Di tangan gegerasi Y dan Z, kehidupan mengalami percepatan yang jauh melampui kehidupan generasi X dan apalagi generasi-generasi sebelumnya. Dalam raihan finansial dan keluasan ekonomi, misalnya, terdapat selisih waktu perjuangan dan pertumbuhan yang amat jauh antara yang dicapai Howard Robard Hughes, Jr. (1905 –1976) dan apalagi Howard Robard Hughes, Sr. (1869 –1924) dengan pasangan anak muda Jerry Yang (1968-) dan David Filo (1966-) dengan korporasi Yahoo Inc-nya pada tahun 1995.

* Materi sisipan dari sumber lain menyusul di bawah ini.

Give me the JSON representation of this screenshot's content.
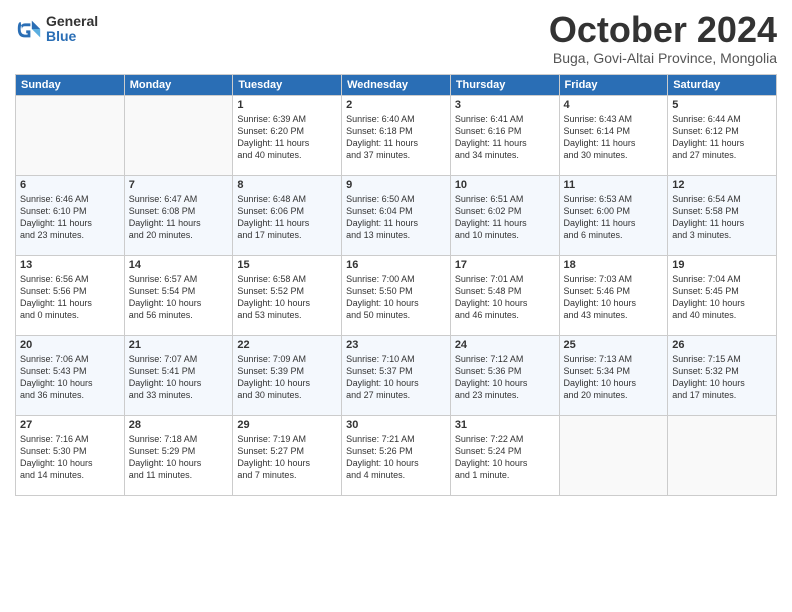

Di atas adalah sekadar contoh mengingat bagi gegerasi Y dan Z raihan finansial itu bukanlah segalanya, sebab pandangan mereka terhadap kehidupan dan standar kebahagiaan itu relatif berbeda dengan generasi X. Beberapa sumber bahkan menyebutkan generasi baru ini cenderung spiritual dengan pendekatan yang juga berbeda dengan generasi sebelumnya.

-------------
*) ini sesungguhnya merupakan petikan obrolan saya (HD) dengan Hario Soeprobo (HS) suatu saat dalam perjalanan sepulang acara launching buku Agus R Sarjono di Goethe Institut menuju Omah Sendok, sebelum seterusnya HD pulang ke Bandung.